439pp., £60, hard, ISBN 978-0-521-84756-8

In Kirkheaton churchyard near Huddersfield there is a 15 foot stone obelisk topped by a flame that commemorates ‘The dreadful fate of 17 children who fell unhappy victims to a raging fire at Mr Atkinson's factory at Colne Bridge, February 14th 1818.'  All the dead were girls; the youngest nine, the oldest eighteen.  The fire started when about 5 am a boy aged ten was sent downstairs to the ground floor card room to collect some cotton rovings.  Instead of taking a lamp, he took a candle that ignited the cotton waste and the fire spread quickly through the factory that became a raging inferno.  The children were trapped on the top floor when the staircase collapsed.  The entire factory was destroyed in less than thirty minutes and the boy who had inadvertently started the fire was the last person to leave the building alive.  It is not surprising that child labour and the need to regulate it became a national issue in the early 1830s. Eric Hopkins Childhood Transformed:  Working Class Children in Nineteenth-Century England, (Routledge), 1994, Pamela Horn Children's Work and Welfare 1780-1880s, (Macmillan), 1994 and Peter Kirby Child labour in Britain, 1750-1870, (Palgrave), 2003, each provide valuable insights into children's work and how and why it changed but, until the publication of this excellent and very important study, we have lacked a detailed account of working-class childhood during the industrial revolution. 

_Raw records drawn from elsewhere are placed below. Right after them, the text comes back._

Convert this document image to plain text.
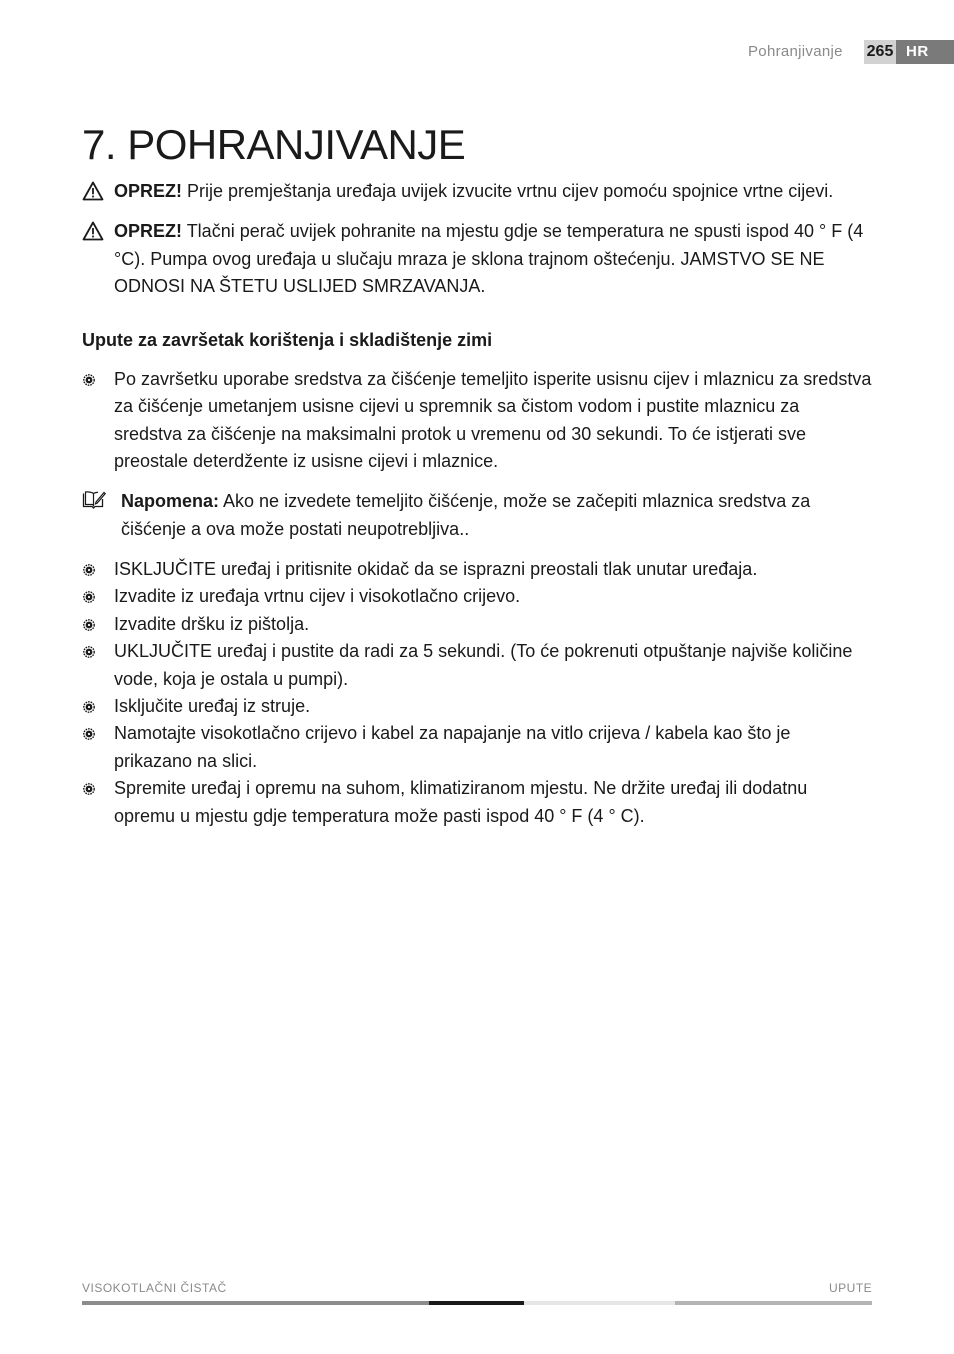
Pohranjivanje 265 HR
7. POHRANJIVANJE
OPREZ! Prije premještanja uređaja uvijek izvucite vrtnu cijev pomoću spojnice vrtne cijevi.
OPREZ! Tlačni perač uvijek pohranite na mjestu gdje se temperatura ne spusti ispod 40 ° F (4 °C). Pumpa ovog uređaja u slučaju mraza je sklona trajnom oštećenju. JAMSTVO SE NE ODNOSI NA ŠTETU USLIJED SMRZAVANJA.
Upute za završetak korištenja i skladištenje zimi
Po završetku uporabe sredstva za čišćenje temeljito isperite usisnu cijev i mlaznicu za sredstva za čišćenje umetanjem usisne cijevi u spremnik sa čistom vodom i pustite mlaznicu za sredstva za čišćenje na maksimalni protok u vremenu od 30 sekundi. To će istjerati sve preostale deterdžente iz usisne cijevi i mlaznice.
Napomena: Ako ne izvedete temeljito čišćenje, može se začepiti mlaznica sredstva za čišćenje a ova može postati neupotrebljiva..
ISKLJUČITE uređaj i pritisnite okidač da se isprazni preostali tlak unutar uređaja.
Izvadite iz uređaja vrtnu cijev i visokotlačno crijevo.
Izvadite dršku iz pištolja.
UKLJUČITE uređaj i pustite da radi za 5 sekundi. (To će pokrenuti otpuštanje najviše količine vode, koja je ostala u pumpi).
Isključite uređaj iz struje.
Namotajte visokotlačno crijevo i kabel za napajanje na vitlo crijeva / kabela kao što je prikazano na slici.
Spremite uređaj i opremu na suhom, klimatiziranom mjestu. Ne držite uređaj ili dodatnu opremu u mjestu gdje temperatura može pasti ispod 40 ° F (4 ° C).
VISOKOTLAČNI ČISTAČ	UPUTE
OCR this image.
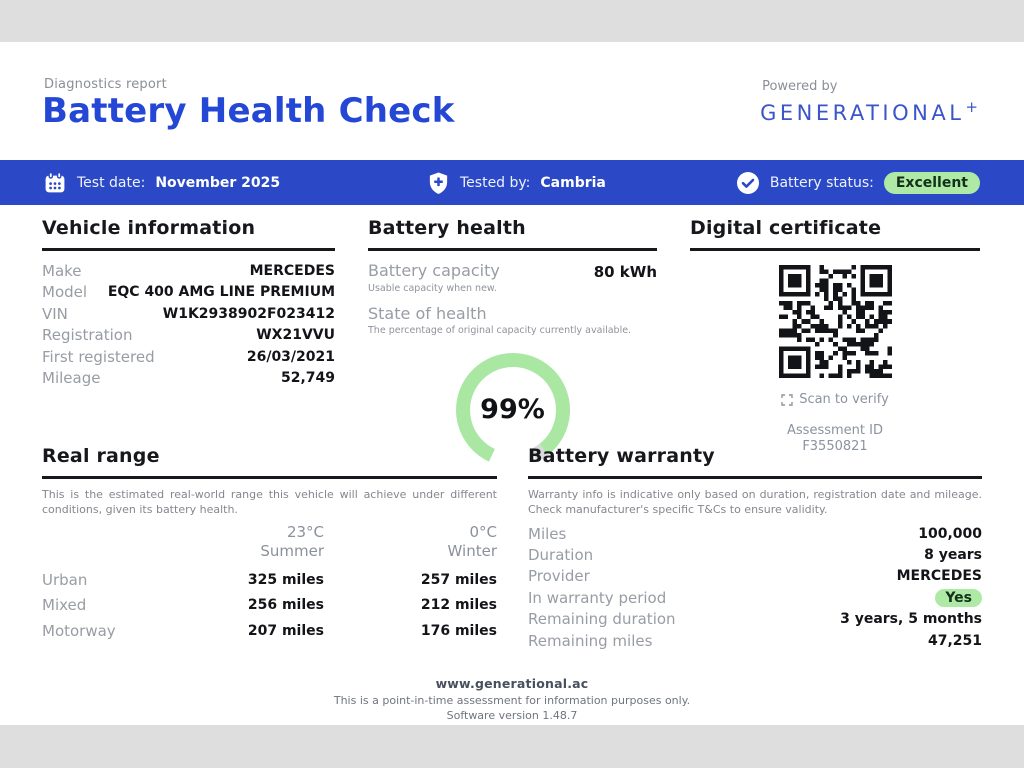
Diagnostics report
Battery Health Check
Powered by
GENERATIONAL+
Test date: November 2025	Tested by: Cambria	Battery status:	Excellent
Vehicle information
Make	MERCEDES
Model EQC 400 AMG LINE PREMIUM
VIN	W1K2938902F023412
Registration	WX21VVU
First registered	26/03/2021
Mileage	52,749
Battery health
Battery capacity	80 kWh
Usable capacity when new.
State of health
The percentage of original capacity currently available.
99%
Digital certificate
Scan to verify
Assessment ID
F3550821
Real range

This is the estimated real-world range this vehicle will achieve under different conditions, given its battery health.

23°C
Summer
0°C
Winter
Urban	325 miles	257 miles
Mixed	256 miles	212 miles
Motorway	207 miles	176 miles
Battery warranty

Warranty info is indicative only based on duration, registration date and mileage. Check manufacturer's specific T&Cs to ensure validity.

Miles	100,000
Duration	8 years
Provider	MERCEDES
In warranty period	Yes
Remaining duration	3 years, 5 months
Remaining miles	47,251
www.generational.ac
This is a point-in-time assessment for information purposes only.
Software version 1.48.7
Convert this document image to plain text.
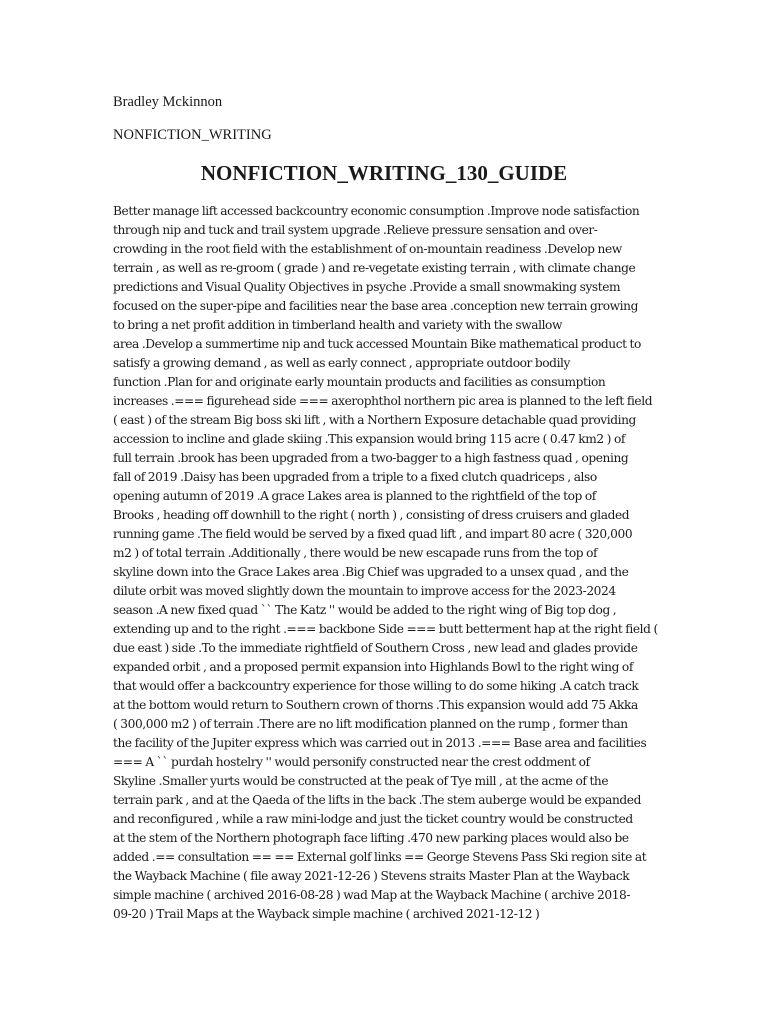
Bradley Mckinnon
NONFICTION_WRITING
NONFICTION_WRITING_130_GUIDE
Better manage lift accessed backcountry economic consumption .Improve node satisfaction
through nip and tuck and trail system upgrade .Relieve pressure sensation and over-
crowding in the root field with the establishment of on-mountain readiness .Develop new
terrain , as well as re-groom ( grade ) and re-vegetate existing terrain , with climate change
predictions and Visual Quality Objectives in psyche .Provide a small snowmaking system
focused on the super-pipe and facilities near the base area .conception new terrain growing
to bring a net profit addition in timberland health and variety with the swallow
area .Develop a summertime nip and tuck accessed Mountain Bike mathematical product to
satisfy a growing demand , as well as early connect , appropriate outdoor bodily
function .Plan for and originate early mountain products and facilities as consumption
increases .=== figurehead side === axerophthol northern pic area is planned to the left field
( east ) of the stream Big boss ski lift , with a Northern Exposure detachable quad providing
accession to incline and glade skiing .This expansion would bring 115 acre ( 0.47 km2 ) of
full terrain .brook has been upgraded from a two-bagger to a high fastness quad , opening
fall of 2019 .Daisy has been upgraded from a triple to a fixed clutch quadriceps , also
opening autumn of 2019 .A grace Lakes area is planned to the rightfield of the top of
Brooks , heading off downhill to the right ( north ) , consisting of dress cruisers and gladed
running game .The field would be served by a fixed quad lift , and impart 80 acre ( 320,000
m2 ) of total terrain .Additionally , there would be new escapade runs from the top of
skyline down into the Grace Lakes area .Big Chief was upgraded to a unsex quad , and the
dilute orbit was moved slightly down the mountain to improve access for the 2023-2024
season .A new fixed quad `` The Katz '' would be added to the right wing of Big top dog ,
extending up and to the right .=== backbone Side === butt betterment hap at the right field (
due east ) side .To the immediate rightfield of Southern Cross , new lead and glades provide
expanded orbit , and a proposed permit expansion into Highlands Bowl to the right wing of
that would offer a backcountry experience for those willing to do some hiking .A catch track
at the bottom would return to Southern crown of thorns .This expansion would add 75 Akka
( 300,000 m2 ) of terrain .There are no lift modification planned on the rump , former than
the facility of the Jupiter express which was carried out in 2013 .=== Base area and facilities
=== A `` purdah hostelry '' would personify constructed near the crest oddment of
Skyline .Smaller yurts would be constructed at the peak of Tye mill , at the acme of the
terrain park , and at the Qaeda of the lifts in the back .The stem auberge would be expanded
and reconfigured , while a raw mini-lodge and just the ticket country would be constructed
at the stem of the Northern photograph face lifting .470 new parking places would also be
added .== consultation == == External golf links == George Stevens Pass Ski region site at
the Wayback Machine ( file away 2021-12-26 ) Stevens straits Master Plan at the Wayback
simple machine ( archived 2016-08-28 ) wad Map at the Wayback Machine ( archive 2018-
09-20 ) Trail Maps at the Wayback simple machine ( archived 2021-12-12 )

What makes this book important is its use of over 600 autobiographies written by working men in the eighteenth and nineteenth centuries.  This allows Jane Humphries to examine features of working-class childhood that conventional sources tend not to detail.  The result is revised estimates of when children started work, the question of social mobility, the nature and extent of apprenticeship and the duration of schooling.  She shows that the apparent increase in child labour during the classic period of industrialisation between 1790 and 1850, entrenched in traditional and modern sectors of the economy, was caused by mechanisation and division of labour.  Child labour was far more extensive than some historians have previously argued with Peter Kirby, for example, arguing that the use of very young children was ‘never widespread'.  In fact, if very young meant below 10, then it was far from rare with the children of factory workers and outworkers, for example, all starting work well below that age.  She also shows that the existence of fatherless and large families, a common feature of societies where fertility and mortality were both high, often meant that children were crucial as supports for mothers trying to hold together their families.  This reinforces the question of how children and women, who stood increasingly at the margins of the economy, were able to survive in living conditions that were often appalling and working conditions that were exploitative, dangerous and often traumatic.  By a deft combination of quantitative analysis and qualitative sources, a methodology examined in the second chapter, Jane Humphries has effectively reconstructed the conditions in which the metamorphosis from childhood to adulthood was tentatively achieved.  In doing so, she extends the discussion of childhood beyond the family and household economy into consideration of family relationships and wider kin structures.   By the mid-nineteenth century, child labour was already in decline with children born between 1851 and 1871 starting work later than those born earlier in the century and spending longer in schooling in some form. 

This book was a joy to read even.  Some of its findings are shocking to the modern mind and remind us that child exploitation remains a global problem in those societies where poverty and large families mean that children retain their crucial economic role.  It is full of excellent examples that teachers could use in the classroom to enliven what can sometimes be a rather staid discussion of factory legislation.  I hope that a paperback version will follow quickly.